Elly Pear (or Elly Curshen) is definitely one of my favourite follows on Instagram. She posts about good quality skincare, great food and Cos clothes… three of my all-time favourite things. Elly also has a café in Bristol, The Pear Café and two cookbooks two her name. Her first, Fast Days and Feast Days brought tasty food to the popular 5:2 diet. Her latest tome, Let’s Eat! is about making food work for your life, i.e. lots of versatile batch cooking and freeze-aheads. This is exactly what I need in my life… a self-help recipe book for those both cash-poor and time-poor.

I had mentally bookmarked this recipe for lentil, tomato and coconut dhal after test pics were posted on Elly’s Instagram long before the publication of Let’s Eat! It made a natural first attempt from the book. I love dhal, but some recipes are too faffy, or too virtuous. A dhal should be simple and delicious.

True to expectation, this was a simple enough cook that didn’t require anything that one of those rubbish local supermarkets wouldn’t have in stocks. Here’s looking at you, useless  local Co-op. You don’t even need a big store cupboard of spices – most of the spice came from a generous heap of Garam Masala (store bought or blended at home). My store cupboard didn’t have the black mustard seeds that Elly specifies, but a substitute of half regular (yellow) mustard seeds and half black onion seeds seemed a reasonable swap.

One thing I did notice was that my lentils took a lot longer to cook than the recipe states. The 20-25 mins was closer to 40-45 mins. This still wasn’t too bad considering it is just passive time spent in the kitchen. Has anyone else experienced these variable cooking times with lentils?

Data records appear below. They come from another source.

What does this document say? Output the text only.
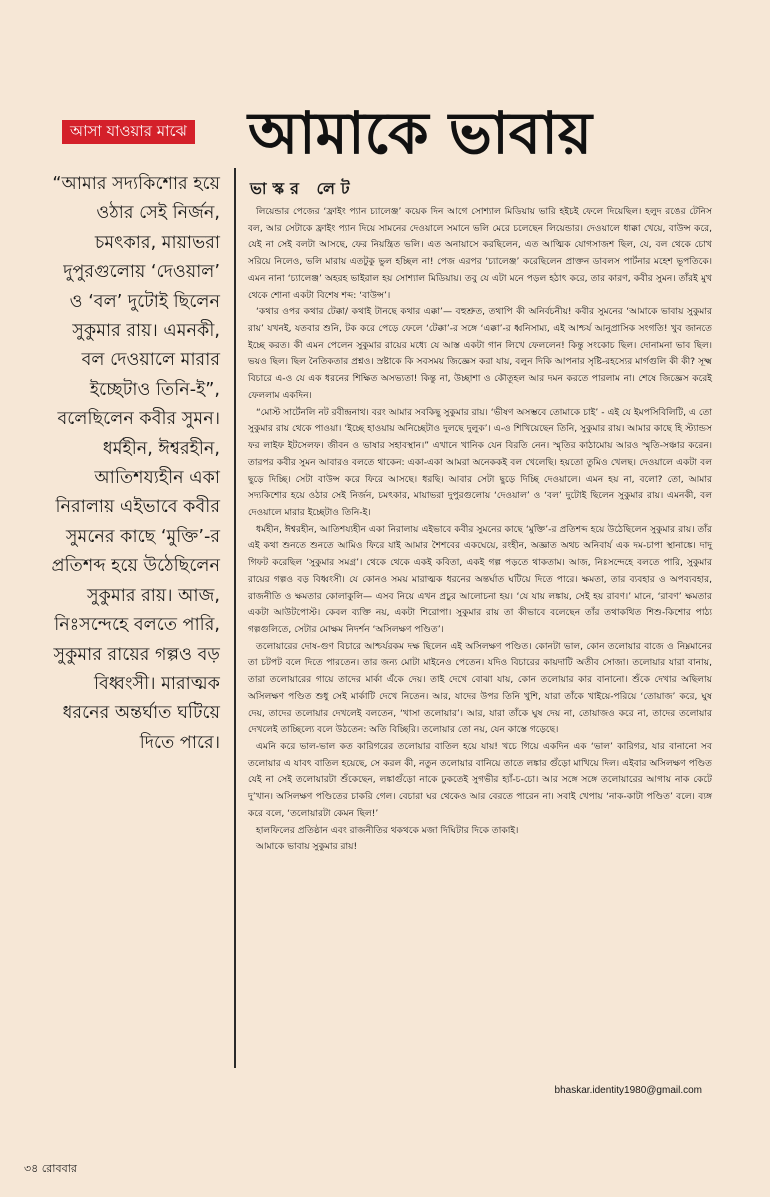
আসা যাওয়ার মাঝে আমাকে ভাবায়
“আমার সদ্যকিশোর হয়ে ওঠার সেই নির্জন, চমৎকার, মায়াভরা দুপুরগুলোয় ‘দেওয়াল’ ও ‘বল’ দুটোই ছিলেন সুকুমার রায়। এমনকী, বল দেওয়ালে মারার ইচ্ছেটাও তিনি-ই”, বলেছিলেন কবীর সুমন। ধর্মহীন, ঈশ্বরহীন, আতিশয্যহীন একা নিরালায় এইভাবে কবীর সুমনের কাছে ‘মুক্তি’-র প্রতিশব্দ হয়ে উঠেছিলেন সুকুমার রায়। আজ, নিঃসন্দেহে বলতে পারি, সুকুমার রায়ের গল্পও বড় বিধ্বংসী। মারাত্মক ধরনের অন্তর্ঘাত ঘটিয়ে দিতে পারে।
ভাস্কর লেট

লিয়েন্ডার পেজের ‘ফ্রাইং প্যান চ্যালেঞ্জ’ কয়েক দিন আগে সোশ্যাল মিডিয়ায় ভারি হইচই ফেলে দিয়েছিল। হলুদ রঙের টেনিস বল, আর সেটাকে ফ্রাইং প্যান দিয়ে সামনের দেওয়ালে সমানে ভলি মেরে চলেছেন লিয়েন্ডার। দেওয়ালে ধাক্কা খেয়ে, বাউন্স করে, যেই না সেই বলটা আসছে, ফের নিয়ন্ত্রিত ভলি। এত অনায়াসে করছিলেন, এত আত্মিক যোগসাজশ ছিল, যে, বল থেকে চোখ সরিয়ে নিলেও, ভলি মারায় এতটুকু ভুল হচ্ছিল না! পেজ এরপর ‘চ্যালেঞ্জ’ করেছিলেন প্রাক্তন ডাবলস পার্টনার মহেশ ভূপতিকে। এমন নানা ‘চ্যালেঞ্জ’ অহরহ ভাইরাল হয় সোশ্যাল মিডিয়ায়। তবু যে এটা মনে পড়ল হঠাৎ করে, তার কারণ, কবীর সুমন। তাঁরই মুখ থেকে শোনা একটা বিশেষ শব্দ: ‘বাউন্স’।

‘কথার ওপর কথার টেক্কা/ কথাই টানছে কথার এক্কা’— বহুশ্রুত, তথাপি কী অনির্বচনীয়! কবীর সুমনের ‘আমাকে ভাবায় সুকুমার রায়’ যখনই, যতবার শুনি, টক করে পেড়ে ফেলে ‘টেক্কা’-র সঙ্গে ‘এক্কা’-র ধ্বনিসাম্য, এই আশ্চর্য আনুপ্রাসিক সংগতি! খুব জানতে ইচ্ছে করত। কী এমন পেলেন সুকুমার রায়ের মধ্যে যে আস্ত একটা গান লিখে ফেললেন! কিন্তু সংকোচ ছিল। দোনামনা ভাব ছিল। ভয়ও ছিল। ছিল নৈতিকতার প্রশ্নও। স্রষ্টাকে কি সবসময় জিজ্ঞেস করা যায়, বলুন দিকি আপনার সৃষ্টি-রহস্যের মার্গগুলি কী কী? সূক্ষ্ম বিচারে এ-ও যে এক ধরনের শিক্ষিত অসভ্যতা! কিন্তু না, উচ্ছাশা ও কৌতূহল আর দমন করতে পারলাম না। শেষে জিজ্ঞেস করেই ফেললাম একদিন।

“মোস্ট সার্টেনলি নট রবীন্দ্রনাথ। বরং আমার সবকিছু সুকুমার রায়। ‘ভীষণ অসম্ভবে তোমাকে চাই’ - এই যে ইমপসিবিলিটি, এ তো সুকুমার রায় থেকে পাওয়া। ‘ইচ্ছে হাওয়ায় অনিচ্ছেটাও দুলছে দুলুক’। এ-ও শিখিয়েছেন তিনি, সুকুমার রায়। আমার কাছে হি স্ট্যান্ডস ফর লাইফ ইটসেলফ। জীবন ও ভাষার সহাবস্থান।” এখানে খানিক যেন বিরতি নেন। স্মৃতির কাঠামোয় আরও স্মৃতি-সঞ্চার করেন। তারপর কবীর সুমন আবারও বলতে থাকেন: একা-একা আমরা অনেককই বল খেলেছি। হয়তো তুমিও খেলছ। দেওয়ালে একটা বল ছুড়ে দিচ্ছি। সেটা বাউন্স করে ফিরে আসছে। ধরছি। আবার সেটা ছুড়ে দিচ্ছি দেওয়ালে। এমন হয় না, বলো? তো, আমার সদ্যকিশোর হয়ে ওঠার সেই নির্জন, চমৎকার, মায়াভরা দুপুরগুলোয় ‘দেওয়াল’ ও ‘বল’ দুটোই ছিলেন সুকুমার রায়। এমনকী, বল দেওয়ালে মারার ইচ্ছেটাও তিনি-ই।

ধর্মহীন, ঈশ্বরহীন, আতিশয্যহীন একা নিরালায় এইভাবে কবীর সুমনের কাছে ‘মুক্তি’-র প্রতিশব্দ হয়ে উঠেছিলেন সুকুমার রায়। তাঁর এই কথা শুনতে শুনতে আমিও ফিরে যাই আমার শৈশবের একঘেয়ে, রংহীন, অজ্ঞাত অথচ অনিবার্য এক দম-চাপা স্থানাঙ্কে। দাদু গিফট করেছিল ‘সুকুমার সমগ্র’। থেকে থেকে একই কবিতা, একই গল্প পড়তে থাকতাম। আজ, নিঃসন্দেহে বলতে পারি, সুকুমার রায়ের গল্পও বড় বিধ্বংসী। যে কোনও সময় মারাত্মক ধরনের অন্তর্ঘাত ঘটিয়ে দিতে পারে। ক্ষমতা, তার ব্যবহার ও অপব্যবহার, রাজনীতি ও ক্ষমতার কোলাকুলি— এসব নিয়ে এখন প্রচুর আলোচনা হয়। ‘যে যায় লঙ্কায়, সেই হয় রাবণ।’ মানে, ‘রাবণ’ ক্ষমতার একটা আউটপোস্ট। কেবল ব্যক্তি নয়, একটা শিরোপা। সুকুমার রায় তা কীভাবে বলেছেন তাঁর তথাকথিত শিশু-কিশোর পাঠ্য গল্পগুলিতে, সেটার মোক্ষম নিদর্শন ‘অসিলক্ষণ পণ্ডিত’।

তলোয়ারের দোষ-গুণ বিচারে আশ্চর্যরকম দক্ষ ছিলেন এই অসিলক্ষণ পণ্ডিত। কোনটা ভাল, কোন তলোয়ার বাজে ও নিম্নমানের তা চটপট বলে দিতে পারতেন। তার জন্য মোটা মাইনেও পেতেন। যদিও বিচারের কায়দাটি অতীব সোজা। তলোয়ার যারা বানায়, তারা তলোয়ারের গায়ে তাদের মার্কা এঁকে দেয়। তাই দেখে বোঝা যায়, কোন তলোয়ার কার বানানো। শুঁকে দেখার অছিলায় অসিলক্ষণ পণ্ডিত শুধু সেই মার্কাটি দেখে নিতেন। আর, যাদের উপর তিনি খুশি, যারা তাঁকে খাইয়ে-পরিয়ে ‘তোয়াজ’ করে, ঘুষ দেয়, তাদের তলোয়ার দেখলেই বলতেন, ‘খাসা তলোয়ার’। আর, যারা তাঁকে ঘুষ দেয় না, তোয়াজও করে না, তাদের তলোয়ার দেখলেই তাচ্ছিল্যে বলে উঠতেন: অতি বিচ্ছিরি। তলোয়ার তো নয়, যেন কাস্তে গড়েছে।

এমনি করে ভাল-ভাল কত কারিগরের তলোয়ার বাতিল হয়ে যায়! খচে গিয়ে একদিন এক ‘ভাল’ কারিগর, যার বানানো সব তলোয়ার এ যাবৎ বাতিল হয়েছে, সে করল কী, নতুন তলোয়ার বানিয়ে তাতে লঙ্কার গুঁড়ো মাখিয়ে দিল। এইবার অসিলক্ষণ পণ্ডিত যেই না সেই তলোয়ারটা শুঁকেছেন, লঙ্কাগুঁড়ো নাকে ঢুকতেই সুগভীর হ্যাঁ-চ-চো। আর সঙ্গে সঙ্গে তলোয়ারের আগায় নাক কেটে দু’খান। অসিলক্ষণ পণ্ডিতের চাকরি গেল। বেচারা ঘর থেকেও আর বেরতে পারেন না। সবাই খেপায় ‘নাক-কাটা পণ্ডিত’ বলে। ব্যঙ্গ করে বলে, ‘তলোয়ারটা কেমন ছিল!’

হালফিলের প্রতিষ্ঠান এবং রাজনীতির থকথকে মজা দিঘিটার দিকে তাকাই।

আমাকে ভাবায় সুকুমার রায়!

bhaskar.identity1980@gmail.com
৩৪ রোববার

Lentil, tomato and coconut dhal Elly Pear Let's Eat!
1 portion down, 5 to go. A whole week of lentil, tomato and coconut dhal if you’re so inclined.

Its dhal-icious.

Dhal isn’t a looker by any stretch of the imagination. Elly Pear’s Lentil, tomato and coconut dhal is a pleasant coral hued mush. The spicing is unchallenging, mild but with a heady musk – perfect comfort bowl food. If you care how dazzling your food looks, you could always add some chopped coriander or a splurge of yoghurt for a bit of visual pizazz. I’ll just stick with my chopped soft boiled egg and sprinkle of seeds, providing extra protein and just enough extra bite, while still being eatable with a spoon and very little jaw effort.

The nature of Let’s Eat! is to make your batch of a basic recipe – like this dhal – but also being able to vary it for different moods, tastes or times of day. I haven’t got this far yet, quite frankly I enjoy the dhal as is. If, however, you are more adventurous than me you could always try adapting it as a soup with roasted red peppers and toasted cashews; or with seared tofu, avocado, pickles and seeds.